Bapak, ibu, saudara-saudari terkasih,
Penginjil Mateus di dalam petikan Injil pada hari ini menampilkan pemahaman Yesus tentang diriNya sebagai utusan Bapa di Surga dalam bahasa puitis dan mengagumkan. Teks berbicara tentang luapan rasa syukur dan sukacita melimpah atas sempurnanya penyelenggaraan Bapa Surgawi. Syukur dan sukacita Yesus menjadi lebih bermakna dan lebih mengesankan, bukan karena merupakan output atau hasil berlipatganda dari sebuah kapital yang besar, tetapi justru karena Tuhan datang dan menunjukan rahasiaNya kepada orang kecil dan yang tidak diperhitungkan di dalam masyarakat. Itulah Tuhan. Yang kecil dibuatNya besar; yang sedikit dibuatNya banyak; yang rendah dibuatNya tinggi. Dia gemar menulis sejarah indah di atas garis-garis patah.
Benarlah apa yang ditulis oleh nabi Yesaya tentang Tuhan “Sebab rancangan-Ku bukanlah rancanganmu, dan jalanmu bukanlah jalan-Ku. Seperti tingginya langit dari bumi, demikianlah tingginya jalan-Ku dari jalanmu dan rancangan- Ku dari rancanganmu” (Yes 55:8-9). Hanya manusia yang memiliki karunia Roh “Takut akan Tuhan” memiliki pula kemampuan untuk memahami jalan dan kehendak Tuhan (Amsal 1:7a).
Yang menarik perhatian saya dari perikop Injil adalah bahwa Penginjil Mateus menempatkan undangan Yesus: “Marilah kepada-Ku, semua yang letih lesu dan berbeban berat, Aku akan memberi kelegaan kepadamu” hanya 3 bab setelah Kotbah di Bukit.

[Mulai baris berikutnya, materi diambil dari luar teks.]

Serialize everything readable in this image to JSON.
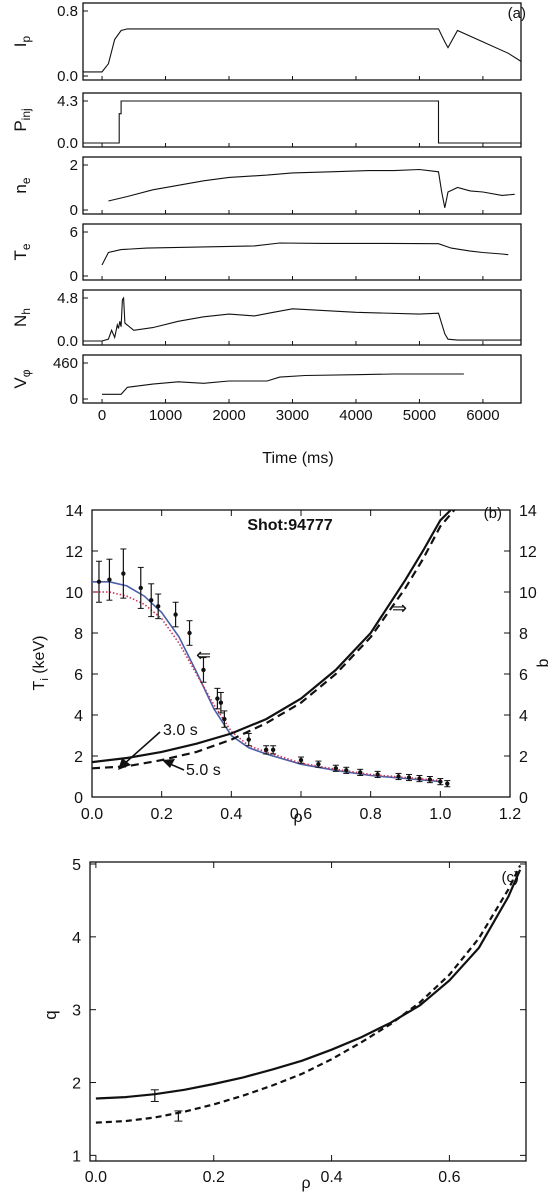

Berbagai macam peristiwa suka dan duka memenuhi tiga bab antara Kotbah di Bukit dan Undangan Yesus: Bermula dari massa yang berbondong-bondong mengikuti Yesus (masa romantik), dalam keadaan haus dan lapar (tragedi), tetapi juga dengan berbagai harapan dan ekspektasi tentang Yesus, baik yang realistis maupun yang bersifat ilusi; disusul penyembuhan berbagai jenis penyakit dan kemudian berkulminasi pada keraguan pendengar akan identitas ilahi dari Yesus. Semua ini menghantar Yesus kepada sebuah kesimpulan: Generasi di hadapanNya adalah sebuah generasi pincang, lemah, sakit, cacat, lelah dan berbeban berat.
Yesus tidak berbicara tentang tawaran mujizad untuk menghilangkan perasaan letih dan lesu. Tentu betapa menyenangkan! Tetapi bukan di situ duduk permasalahannya. Yesus tidak mau, kalau mereka melepaskan beban, tugas, tanggungjawab, dan segala ingatan yang sudah merupakan komitmen. Sebuah komitment juga kadang melelahkan. Di sini sebenarnya lebih menyangkut pertanyaan: bagaimana kita menghadapi tekanan serta beban hidup dan berusaha untuk berdamai dengannya tanpa harus menghancurkan diri kita sendiri.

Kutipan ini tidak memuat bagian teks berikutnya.